The East Coast of Australia is facing a precarious gas supply/demand crunch. With new sources of domestic gas in high demand from buyers, what upstream opportunities could this present?

2 minute read

In our latest Australia Upstream insight, our focus shifts to the East Coast gas landscape, investigating the market outlook, as well as the opportunities and blockers it presents.

Crisis in winter 2022, a repeat avoided in 2023 but what will winter 2024 bring?

The energy market in Australia's East Coast has been a focal point of attention, marked by its turbulent journey from crisis to cautious stability. The factors behind the East Coast winter 2022 energy included cold weather, coal shortages, low renewable generatio and under-investment in new supply . But in winter 2023 the market avoided extreme tightness and price spikes. The pressing question lingers - what will the forthcoming winter of 2024 bring?

Forecasts indicate an impending shortfall in gas market supply in winter 2024. This anticipation is further heightened by the timing and uncertainty of new supply sources such as Narrabri and Beetaloo. While holding both resource and potential, a volatile regulatory and fiscal backdrop and environmental activism has led to more delays in their commercialisation.

But for smaller E&P players, slowing momentum behind the bigger projects opens the door for more nimble players to get their gas into the market. And this is exactly what we are seeing – companies like Comet Ridge, Denison Gas, Elixir Energy and others are trying new approaches in gas-rich plays to meet demand. Whether its exploring deeper gas plays in the Surat, or partnering with pipeline companies to unlock long-stranded resources, we are seeing a sector bring innovative ideas into play to create value.

Regulatory and fiscal uncertainty

However, while demand dynamics are strong, complex regulatory frameworks and fiscal uncertainty has thrown significant hurdles into the path of timely project development, impacting returns.

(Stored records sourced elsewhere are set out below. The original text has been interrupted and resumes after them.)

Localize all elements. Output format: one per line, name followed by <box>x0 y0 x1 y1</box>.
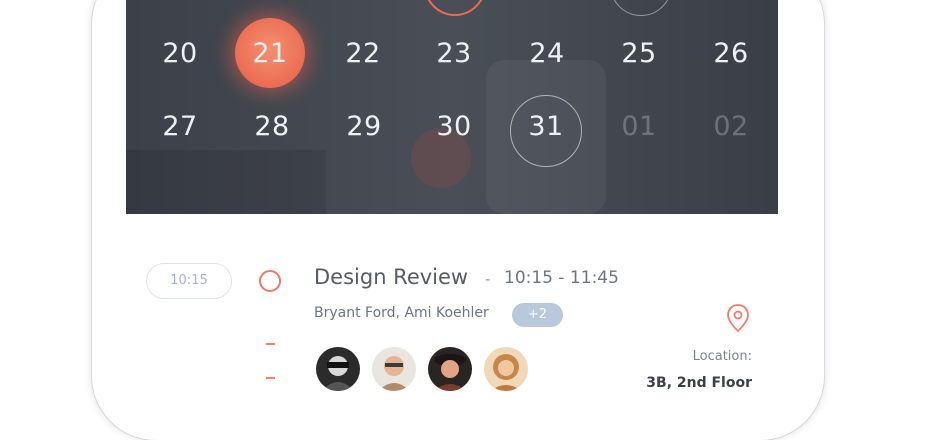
avatar[interactable] <box>484 347 528 391</box>
avatar[interactable] <box>428 347 472 391</box>
avatar[interactable] <box>316 347 360 391</box>
day-cell[interactable]: 30 <box>419 111 489 143</box>
background-photo-shape <box>126 150 326 214</box>
avatar[interactable] <box>372 347 416 391</box>
calendar-grid: 20 21 22 23 24 25 26 27 28 29 30 31 01 0… <box>126 0 778 214</box>
app-screen: 20 21 22 23 24 25 26 27 28 29 30 31 01 0… <box>126 0 778 400</box>
location-label: Location: <box>692 349 752 364</box>
day-cell[interactable]: 29 <box>329 111 399 143</box>
day-marker-ring <box>610 0 672 16</box>
day-cell[interactable]: 28 <box>237 111 307 143</box>
more-attendees-badge[interactable]: +2 <box>512 303 563 327</box>
event-time-range: 10:15 - 11:45 <box>504 268 619 288</box>
day-cell-selected[interactable]: 21 <box>235 38 305 70</box>
event-title[interactable]: Design Review <box>314 265 468 289</box>
day-cell[interactable]: 23 <box>419 38 489 70</box>
location-value: 3B, 2nd Floor <box>646 375 752 391</box>
event-separator: - <box>485 270 491 288</box>
day-cell[interactable]: 25 <box>604 38 674 70</box>
day-cell[interactable]: 20 <box>145 38 215 70</box>
circle-ring-icon <box>259 270 281 292</box>
day-cell[interactable]: 27 <box>145 111 215 143</box>
day-cell-next-month[interactable]: 01 <box>604 111 674 143</box>
day-marker-ring <box>424 0 486 16</box>
timeline-dash <box>266 343 275 345</box>
day-cell[interactable]: 24 <box>512 38 582 70</box>
day-cell[interactable]: 22 <box>328 38 398 70</box>
map-pin-icon[interactable] <box>725 303 751 333</box>
event-time-pill[interactable]: 10:15 <box>146 263 232 299</box>
event-attendees: Bryant Ford, Ami Koehler <box>314 305 489 321</box>
timeline-dash <box>266 377 275 379</box>
day-cell-next-month[interactable]: 02 <box>696 111 766 143</box>
day-cell[interactable]: 26 <box>696 38 766 70</box>
day-cell-outlined[interactable]: 31 <box>511 111 581 143</box>
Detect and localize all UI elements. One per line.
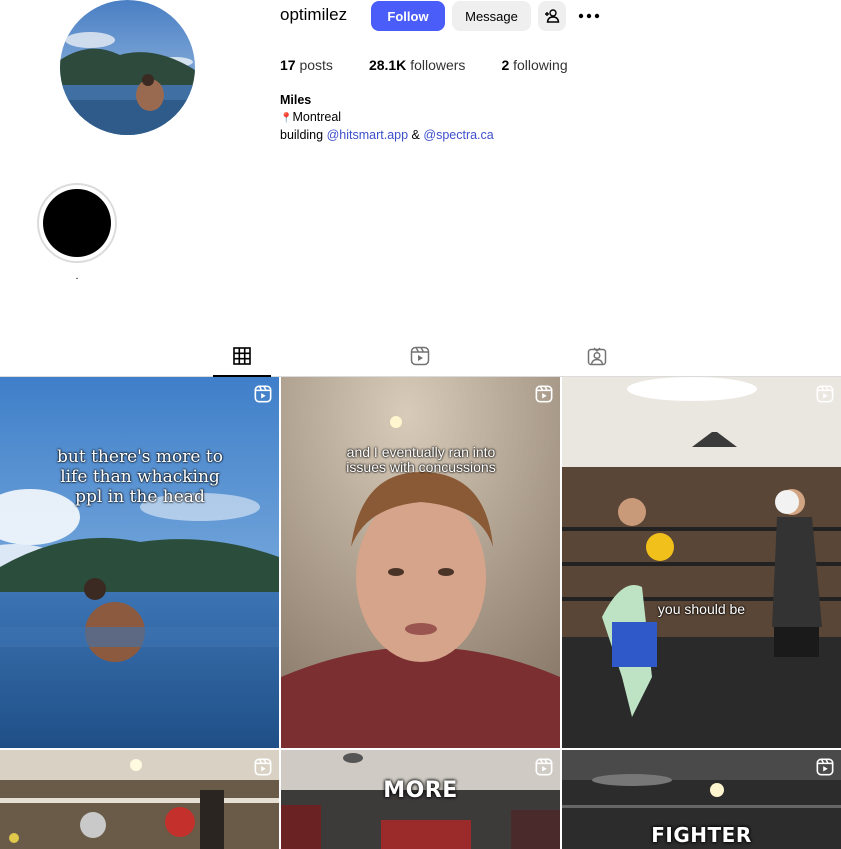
- highlight-cover: [43, 189, 111, 257]
- bio-link-hitsmart[interactable]: @hitsmart.app: [327, 128, 408, 142]
- bio-location-line: 📍Montreal: [280, 109, 494, 128]
- reel-badge-icon: [254, 758, 272, 776]
- ellipsis-icon: [578, 13, 600, 19]
- post-tile[interactable]: MORE: [281, 750, 560, 849]
- posts-stat: 17 posts: [280, 57, 333, 73]
- following-stat[interactable]: 2 following: [501, 57, 567, 73]
- post-caption: FIGHTER: [651, 823, 752, 847]
- post-tile[interactable]: but there's more to life than whacking p…: [0, 377, 279, 748]
- reel-badge-icon: [816, 385, 834, 403]
- bio-link-spectra[interactable]: @spectra.ca: [423, 128, 493, 142]
- posts-count: 17: [280, 57, 296, 73]
- followers-label: followers: [410, 57, 466, 73]
- profile-stats: 17 posts 28.1K followers 2 following: [280, 57, 604, 73]
- post-tile[interactable]: [0, 750, 279, 849]
- profile-username: optimilez: [280, 5, 348, 24]
- profile-bio: Miles 📍Montreal building @hitsmart.app &…: [280, 92, 494, 144]
- highlight-label: .: [75, 270, 79, 282]
- post-thumbnail: [281, 377, 560, 748]
- follow-button[interactable]: Follow: [371, 1, 445, 31]
- tab-posts[interactable]: [213, 336, 271, 377]
- followers-count: 28.1K: [368, 57, 407, 73]
- reel-badge-icon: [816, 758, 834, 776]
- profile-name: Miles: [280, 93, 312, 107]
- followers-stat[interactable]: 28.1K followers: [369, 57, 466, 73]
- following-count: 2: [501, 57, 510, 73]
- grid-icon: [233, 346, 251, 365]
- following-label: following: [513, 57, 568, 73]
- post-caption: you should be: [657, 601, 746, 617]
- post-caption: but there's more to life than whacking p…: [57, 447, 223, 507]
- tab-tagged[interactable]: [568, 336, 626, 376]
- more-options-button[interactable]: [574, 1, 604, 31]
- bio-ampersand: &: [411, 128, 420, 142]
- post-caption: and I eventually ran into issues with co…: [346, 444, 496, 475]
- bio-building-line: building @hitsmart.app & @spectra.ca: [280, 127, 494, 144]
- reel-badge-icon: [535, 385, 553, 403]
- bio-location: Montreal: [292, 109, 342, 124]
- avatar-image: [60, 0, 195, 135]
- profile-tabs: [0, 336, 841, 377]
- post-thumbnail: [0, 750, 279, 849]
- location-pin-icon: 📍: [280, 112, 293, 124]
- story-highlight[interactable]: [37, 183, 117, 263]
- post-thumbnail: [0, 377, 279, 748]
- bio-building-text: building: [280, 128, 324, 142]
- post-thumbnail: [562, 377, 841, 748]
- post-tile[interactable]: you should be: [562, 377, 841, 748]
- add-user-icon: [545, 9, 560, 23]
- post-tile[interactable]: and I eventually ran into issues with co…: [281, 377, 560, 748]
- post-tile[interactable]: FIGHTER: [562, 750, 841, 849]
- tab-reels[interactable]: [391, 336, 449, 376]
- suggested-users-button[interactable]: [538, 1, 566, 31]
- profile-avatar[interactable]: [60, 0, 195, 135]
- reel-badge-icon: [535, 758, 553, 776]
- message-button[interactable]: Message: [452, 1, 531, 31]
- post-caption: MORE: [383, 778, 458, 803]
- posts-label: posts: [299, 57, 333, 73]
- reels-icon: [410, 346, 430, 366]
- tagged-icon: [587, 347, 607, 366]
- reel-badge-icon: [254, 385, 272, 403]
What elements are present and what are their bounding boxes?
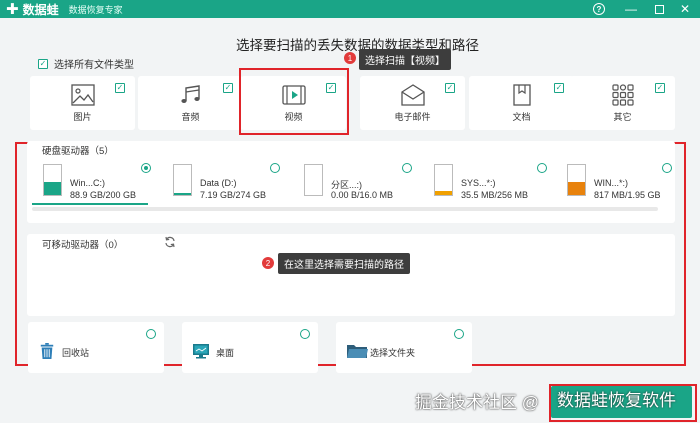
recycle-bin-icon — [40, 343, 54, 359]
image-icon — [70, 84, 95, 106]
location-label: 选择文件夹 — [370, 348, 416, 358]
drive-radio[interactable] — [537, 163, 547, 173]
callout-1-text: 选择扫描【视频】 — [359, 49, 451, 70]
hard-drive-section-title: 硬盘驱动器（5） — [42, 146, 114, 157]
help-icon: ? — [593, 3, 605, 15]
video-highlight-box — [239, 68, 349, 135]
watermark-brand: 数据蛙恢复软件 — [557, 391, 676, 410]
location-label: 桌面 — [216, 348, 235, 358]
location-label: 回收站 — [62, 348, 90, 358]
watermark-text: 掘金技术社区 @ — [415, 388, 539, 413]
document-icon — [512, 84, 531, 106]
drive-size: 35.5 MB/256 MB — [461, 190, 529, 200]
removable-drive-section-title: 可移动驱动器（0） — [42, 240, 124, 251]
other-icon — [611, 84, 634, 106]
removable-drive-section — [27, 234, 675, 316]
selected-drive-indicator — [32, 203, 148, 205]
drive-icon — [43, 164, 62, 196]
location-recycle-bin[interactable]: 回收站 — [28, 322, 164, 373]
email-checkbox[interactable]: ✓ — [445, 83, 455, 93]
file-type-label: 其它 — [613, 112, 632, 122]
close-icon: ✕ — [679, 2, 691, 16]
drive-icon — [173, 164, 192, 196]
file-type-other[interactable]: ✓ 其它 — [570, 76, 675, 130]
file-type-label: 文档 — [512, 112, 531, 122]
close-button[interactable]: ✕ — [674, 0, 696, 18]
drive-size: 0.00 B/16.0 MB — [331, 190, 394, 200]
location-choose-folder[interactable]: 选择文件夹 — [336, 322, 472, 373]
drive-name: WIN...*:) — [594, 178, 628, 188]
location-radio[interactable] — [454, 329, 464, 339]
refresh-icon[interactable] — [164, 236, 176, 248]
drive-radio[interactable] — [402, 163, 412, 173]
maximize-icon — [654, 4, 664, 14]
file-type-audio[interactable]: ✓ 音频 — [138, 76, 243, 130]
drive-name: Data (D:) — [200, 178, 237, 188]
drive-radio-selected[interactable] — [141, 163, 151, 173]
music-icon — [180, 85, 200, 103]
help-button[interactable]: ? — [588, 0, 610, 18]
drive-item[interactable]: WIN...*:) 817 MB/1.95 GB — [567, 160, 667, 204]
document-checkbox[interactable]: ✓ — [554, 83, 564, 93]
app-name: 数据蛙 — [22, 2, 59, 17]
title-bar: ✚ 数据蛙 数据恢复专家 ? — ✕ — [0, 0, 700, 18]
file-type-email[interactable]: ✓ 电子邮件 — [360, 76, 465, 130]
location-desktop[interactable]: 桌面 — [182, 322, 318, 373]
watermark-community: 掘金技术社区 — [415, 393, 517, 412]
drive-size: 817 MB/1.95 GB — [594, 190, 661, 200]
file-type-image[interactable]: ✓ 图片 — [30, 76, 135, 130]
drive-name: SYS...*:) — [461, 178, 496, 188]
drive-radio[interactable] — [270, 163, 280, 173]
maximize-button[interactable] — [648, 0, 670, 18]
select-all-checkbox[interactable]: ✓ 选择所有文件类型 — [38, 56, 134, 71]
app-subtitle: 数据恢复专家 — [68, 4, 123, 15]
file-type-label: 图片 — [73, 112, 92, 122]
email-icon — [400, 84, 425, 106]
drive-item[interactable]: SYS...*:) 35.5 MB/256 MB — [434, 160, 554, 204]
drive-icon — [567, 164, 586, 196]
watermark-at: @ — [521, 393, 539, 412]
folder-icon — [347, 345, 368, 358]
minimize-icon: — — [625, 2, 637, 16]
desktop-icon — [193, 344, 209, 359]
drive-size: 7.19 GB/274 GB — [200, 190, 267, 200]
file-type-label: 音频 — [181, 112, 200, 122]
drive-icon — [304, 164, 323, 196]
checkbox-check-icon: ✓ — [38, 58, 48, 69]
drive-size: 88.9 GB/200 GB — [70, 190, 137, 200]
minimize-button[interactable]: — — [620, 0, 642, 18]
callout-2-text: 在这里选择需要扫描的路径 — [278, 253, 410, 274]
app-logo: ✚ 数据蛙 — [6, 1, 59, 18]
callout-1-number: 1 — [344, 52, 356, 64]
audio-checkbox[interactable]: ✓ — [223, 83, 233, 93]
file-type-document[interactable]: ✓ 文档 — [469, 76, 574, 130]
drive-radio[interactable] — [662, 163, 672, 173]
image-checkbox[interactable]: ✓ — [115, 83, 125, 93]
logo-icon: ✚ — [6, 0, 19, 18]
select-all-label: 选择所有文件类型 — [54, 60, 134, 71]
drive-list-scrollbar[interactable] — [32, 207, 658, 211]
other-checkbox[interactable]: ✓ — [655, 83, 665, 93]
drive-name: Win...C:) — [70, 178, 105, 188]
file-type-label: 电子邮件 — [394, 112, 431, 122]
location-radio[interactable] — [146, 329, 156, 339]
drive-icon — [434, 164, 453, 196]
callout-2-number: 2 — [262, 257, 274, 269]
location-radio[interactable] — [300, 329, 310, 339]
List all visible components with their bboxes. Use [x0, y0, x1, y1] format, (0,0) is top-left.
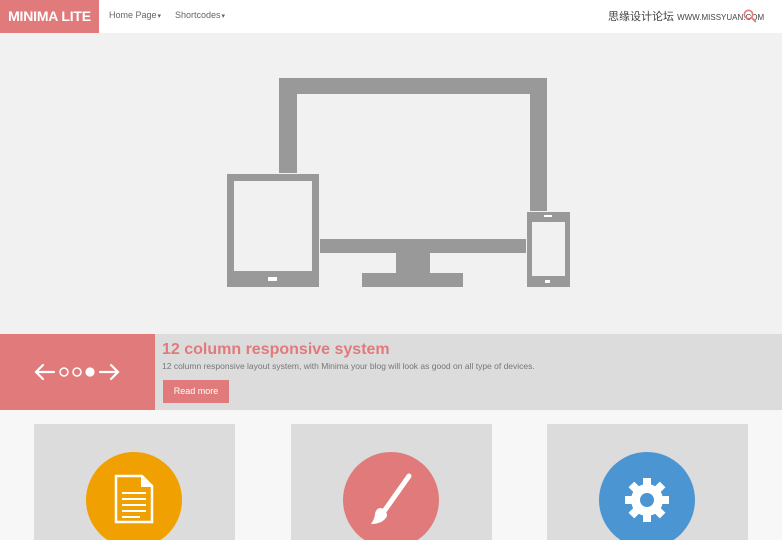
paintbrush-icon [371, 473, 412, 524]
read-more-button[interactable]: Read more [163, 380, 229, 403]
arrow-right-icon[interactable] [98, 363, 120, 381]
feature-card-2 [291, 424, 492, 540]
slide-description: 12 column responsive layout system, with… [162, 361, 535, 371]
phone-icon [526, 211, 572, 289]
slide-navigation [0, 334, 155, 410]
arrow-left-icon[interactable] [34, 363, 56, 381]
feature-circle-1 [86, 452, 182, 540]
hero-slider [0, 33, 782, 334]
feature-card-3 [547, 424, 748, 540]
slide-dot-2[interactable] [72, 367, 82, 377]
nav-shortcodes-label: Shortcodes [175, 10, 221, 20]
watermark-cn: 思缘设计论坛 [608, 11, 674, 23]
chevron-down-icon: ▾ [157, 13, 162, 20]
search-icon[interactable] [743, 9, 757, 23]
nav-home-page-label: Home Page [109, 10, 157, 20]
chevron-down-icon: ▾ [221, 13, 226, 20]
document-icon [114, 474, 154, 524]
slide-controls [34, 363, 120, 381]
slide-caption-bar: 12 column responsive system 12 column re… [0, 334, 782, 410]
site-logo[interactable]: MINIMA LITE [0, 0, 99, 33]
slide-dot-1[interactable] [59, 367, 69, 377]
devices-illustration [227, 78, 572, 289]
tablet-icon [227, 173, 320, 288]
slide-dot-3-active[interactable] [85, 367, 95, 377]
slide-title: 12 column responsive system [162, 341, 390, 358]
gear-icon [625, 478, 669, 522]
nav-shortcodes[interactable]: Shortcodes▾ [175, 0, 225, 33]
site-header: MINIMA LITE Home Page▾ Shortcodes▾ 思缘设计论… [0, 0, 782, 33]
watermark: 思缘设计论坛 WWW.MISSYUAN.COM [608, 8, 764, 24]
feature-circle-2 [343, 452, 439, 540]
nav-home-page[interactable]: Home Page▾ [109, 0, 161, 33]
feature-circle-3 [599, 452, 695, 540]
feature-card-1 [34, 424, 235, 540]
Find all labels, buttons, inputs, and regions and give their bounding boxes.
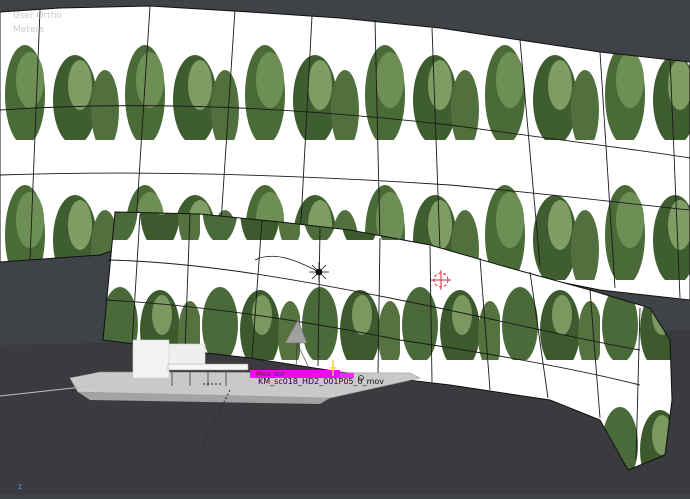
axis-gizmo-icon: z <box>18 482 23 491</box>
viewport-units-label: Meters <box>13 25 44 35</box>
viewport-canvas[interactable] <box>0 0 690 495</box>
object-name-label[interactable]: KM_sc018_HD2_001P05_0_mov <box>258 377 384 386</box>
3d-viewport[interactable]: User Ortho Meters Mov_sur KM_sc018_HD2_0… <box>0 0 690 495</box>
viewport-view-label[interactable]: User Ortho <box>13 10 62 23</box>
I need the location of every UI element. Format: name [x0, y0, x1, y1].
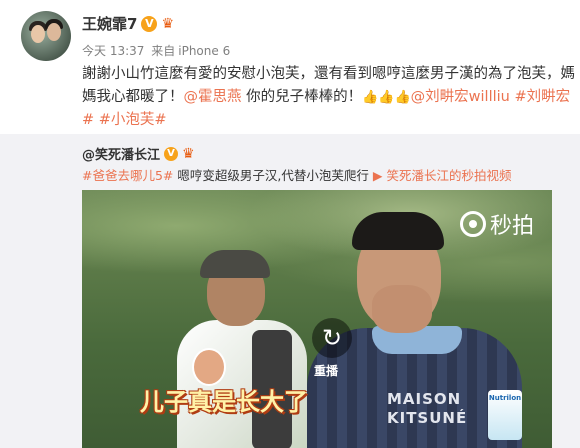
post-source[interactable]: iPhone 6: [178, 44, 230, 58]
video-player[interactable]: MAISON KITSUNÉ 秒拍 ↻ 重播 儿子真是长大了 Nutrilon: [82, 190, 552, 448]
avatar-face-1: [31, 25, 45, 43]
weibo-post: 王婉霏7 V ♛ 今天 13:37 来自 iPhone 6 謝謝小山竹這麼有愛的安…: [0, 0, 580, 448]
replay-label[interactable]: 重播: [314, 362, 338, 379]
member-crown-icon[interactable]: ♛: [182, 147, 200, 161]
repost-author-row: @笑死潘长江 V ♛: [82, 144, 200, 163]
person-right-hair: [352, 212, 444, 250]
avatar-face-2: [47, 23, 61, 41]
product-label: Nutrilon: [488, 394, 522, 402]
repost-author[interactable]: @笑死潘长江: [82, 144, 160, 163]
miaopai-logo-icon: [459, 211, 486, 237]
repost-text: #爸爸去哪儿5# 嗯哼变超级男子汉,代替小泡芙爬行 ▶ 笑死潘长江的秒拍视频: [82, 165, 511, 184]
repost-body: 嗯哼变超级男子汉,代替小泡芙爬行: [177, 168, 369, 183]
author-name[interactable]: 王婉霏7: [82, 13, 137, 34]
author-avatar[interactable]: [21, 11, 71, 61]
member-crown-icon[interactable]: ♛: [161, 17, 179, 31]
verified-icon: V: [141, 15, 158, 32]
milk-product: Nutrilon: [488, 390, 522, 440]
verified-icon: V: [164, 146, 179, 161]
miaopai-watermark: 秒拍: [459, 208, 534, 240]
author-row: 王婉霏7 V ♛: [82, 13, 179, 34]
post-text-cont: 你的兒子棒棒的！: [241, 89, 363, 105]
video-subtitle: 儿子真是长大了: [140, 388, 308, 416]
video-source-link[interactable]: 笑死潘长江的秒拍视频: [386, 168, 511, 183]
topic-link[interactable]: #小泡芙#: [99, 112, 167, 128]
topic-link[interactable]: #爸爸去哪儿5#: [82, 168, 173, 183]
shirt-print: MAISON KITSUNÉ: [387, 390, 468, 427]
repost-card: @笑死潘长江 V ♛ #爸爸去哪儿5# 嗯哼变超级男子汉,代替小泡芙爬行 ▶ 笑…: [0, 134, 580, 448]
mention-link[interactable]: @霍思燕: [184, 89, 242, 105]
replay-icon[interactable]: ↻: [312, 318, 352, 358]
post-time[interactable]: 今天 13:37: [82, 44, 144, 58]
post-source-prefix: 来自: [151, 44, 176, 58]
post-meta: 今天 13:37 来自 iPhone 6: [82, 42, 233, 59]
thumbs-up-icon: 👍👍👍: [362, 90, 411, 105]
video-icon: ▶: [372, 168, 383, 183]
watermark-text: 秒拍: [489, 214, 534, 239]
child-sticker: [192, 348, 226, 386]
person-right-hand: [372, 285, 432, 333]
person-left-cap: [200, 250, 270, 278]
mention-link[interactable]: @刘畊宏willliu: [411, 89, 510, 105]
post-text: 謝謝小山竹這麼有愛的安慰小泡芙，還有看到嗯哼這麼男子漢的為了泡芙，媽媽我心都暖了…: [82, 63, 576, 132]
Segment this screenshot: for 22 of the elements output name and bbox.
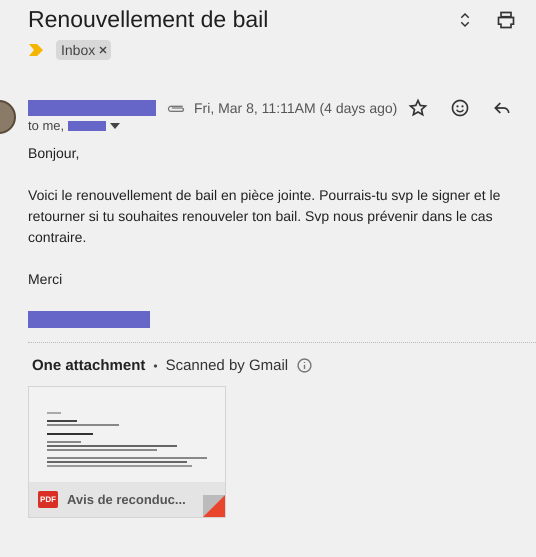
attachment-card[interactable]: PDF Avis de reconduc... (28, 386, 226, 518)
star-icon[interactable] (408, 98, 428, 118)
separator-dot: • (153, 358, 158, 372)
emoji-icon[interactable] (450, 98, 470, 118)
scan-note: Scanned by Gmail (166, 357, 288, 374)
message-paragraph: Merci (28, 270, 64, 289)
email-subject: Renouvellement de bail (28, 6, 268, 33)
attachment-heading: One attachment (32, 357, 146, 374)
message-date: Fri, Mar 8, 11:11AM (4 days ago) (194, 100, 398, 116)
folded-corner-icon (203, 495, 225, 517)
redaction-bar (68, 120, 106, 130)
attachment-filename: Avis de reconduc... (67, 492, 186, 507)
print-icon[interactable] (496, 10, 516, 30)
dropdown-caret-icon[interactable] (110, 122, 120, 130)
importance-marker-icon (28, 43, 44, 57)
message-paragraph: Bonjour, (28, 144, 80, 163)
message-paragraph: Voici le renouvellement de bail en pièce jointe. Pourrais-tu svp le signer et le retourner si tu souhaites renouveler ton bail. Svp nous prévenir dans le cas contraire. (28, 186, 502, 247)
recipient-text: to me, (28, 118, 64, 133)
label-chip[interactable]: Inbox (56, 40, 112, 60)
pdf-badge: PDF (38, 491, 58, 508)
info-icon[interactable] (296, 357, 314, 374)
close-icon[interactable] (99, 46, 108, 54)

This challenging domestic environment has in turn catalysed an alternative avenue for new supply - LNG regasification terminals. Expectations are ripe for the first terminal to become operational, potentially by the winter of 2025.

The longer-term transformation in supply dynamics is evident, with a decline in volumes from traditional sources like the Gippsland and Otway basins and the emergence of the Bowen-Surat basins as the future powerhouse, expected to supply approximately 70% of gas volumes by 2030. This transition underscores the changing landscape of the East Coast gas market, paving the way for a strategic realignment in the energy sector.

To plug the supply-demand gap forecasted, we see four options:

  • Development of new domestic gas supply: with Narrabri and other smaller developments already included in the forecast, outside of developing new plays such as the Taroom Trough, the only material project currently with potential to move the needle is the Beetaloo
  • Reduce demand: not within upstream industry control, and difficult to achieve dramatic reductions in the near-term.
  • Diversion of LNG feedgas: already regulated under the Australian Domestic Gas Security Mechanism (ADGSM), this is one of the many regulatory changes that have caused great concern to industry and investors alike.
  • LNG imports: given the limited opportunities above to ‘narrow/close the gap’, we expect LNG imports will be needed to balance the market, and forecast that LNG imports will start on a seasonal basis from the mid-2020s

Seizing the opportunity

The road ahead is not without challenges, yet it also brims with opportunities. As the East Coast gas market evolves, the message is that for exploration and production operators, there is opportunity available if you can get your gas to market and overcome the fiscal and regulatory blockers currently in place in Australia.